NCEO Policy Directions

Published by the National Center on Educational Outcomes
Number 17 / November 2003

Rethinking Basic Assumptions of Test Development: Assessment Frameworks for Inclusive Accountability Tests

Prepared by Rachel Quenemoen and Scott Marion

Any or all portions of this document may be reproduced and distributed without prior permission, provided the source is cited as:

Quenemoen, R., & Marion, S. (2003). Rethinking basic assumptions of test development: Assessment frameworks for inclusive accountability tests (Policy Directions No. 17). Minneapolis, MN: University of Minnesota, National Center on Educational Outcomes. Retrieved [today's date], from the World Wide Web: http://cehd.umn.edu/NCEO/OnlinePubs/Policy17.htm

Background

For the No Child Left Behind Act of 2001 (NCLB), states are required to assess the achievement of all students on state-defined grade level content standards. They are to use the results to hold schools, and the state, accountable for all students achieving state-defined proficiency on grade-level content by the year 2014. Schools and the state are to show "adequate yearly progress" (AYP) toward reaching that goal in the meantime. Results from each year’s assessment of student achievement can be used to redesign instructional programs so that more students are successful each year.

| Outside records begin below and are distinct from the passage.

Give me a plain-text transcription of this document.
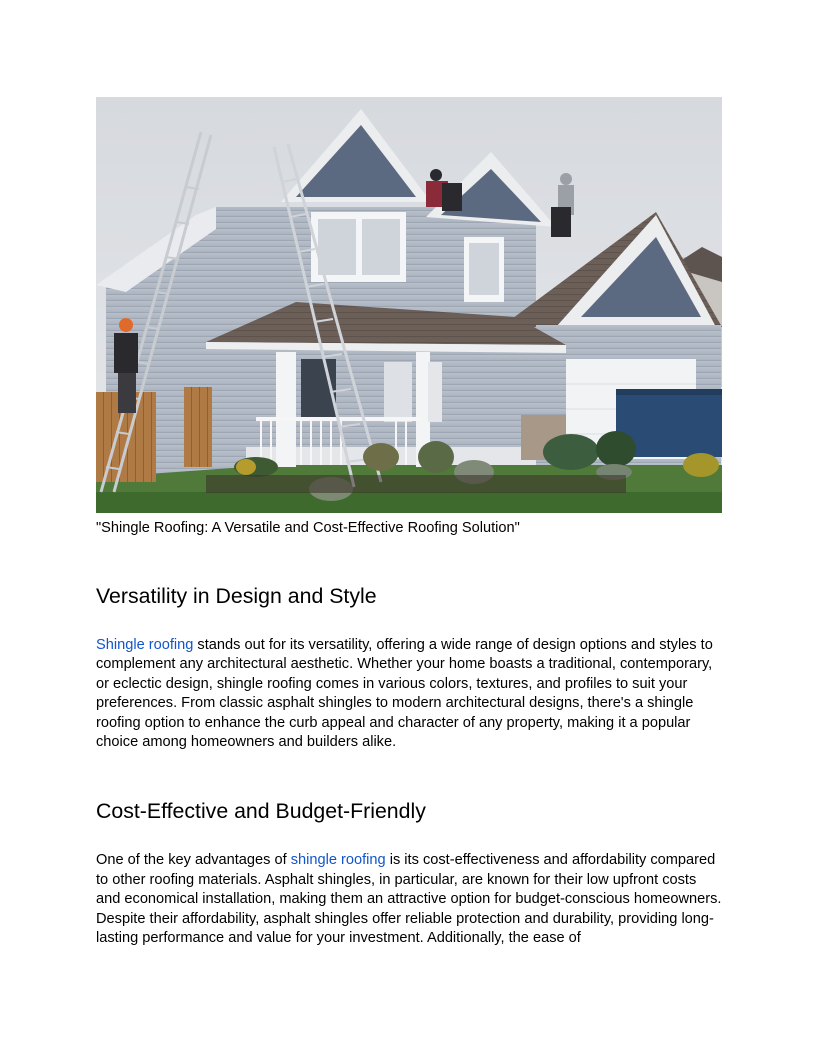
"Shingle Roofing: A Versatile and Cost-Effective Roofing Solution"

Versatility in Design and Style

Shingle roofing stands out for its versatility, offering a wide range of design options and styles to complement any architectural aesthetic. Whether your home boasts a traditional, contemporary, or eclectic design, shingle roofing comes in various colors, textures, and profiles to suit your preferences. From classic asphalt shingles to modern architectural designs, there's a shingle roofing option to enhance the curb appeal and character of any property, making it a popular choice among homeowners and builders alike.

Cost-Effective and Budget-Friendly

One of the key advantages of shingle roofing is its cost-effectiveness and affordability compared to other roofing materials. Asphalt shingles, in particular, are known for their low upfront costs and economical installation, making them an attractive option for budget-conscious homeowners. Despite their affordability, asphalt shingles offer reliable protection and durability, providing long-lasting performance and value for your investment. Additionally, the ease of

If educators were asked today whether all students are achieving at the proficiency level expected by 2014, virtually no educator in the U.S. could say yes. Some would say that the goal is unrealistic; others would say that fundamental changes in instructional approaches, structures, and budgets have to occur to make the goal achievable.

Some educators see a need to improve assessments so that they inform instruction on grade level content. These educators are calling for assessments based on a limited number of clearly defined and important constructs that reflect what all students should know and be able to do at grade level, and that are constructed to yield unambiguous evidence of whether groups or classrooms of students have mastered those constructs at grade level. They are rethinking common assumptions about the entire test development process—from the definition of the constructs to be tested, through development, to implementation.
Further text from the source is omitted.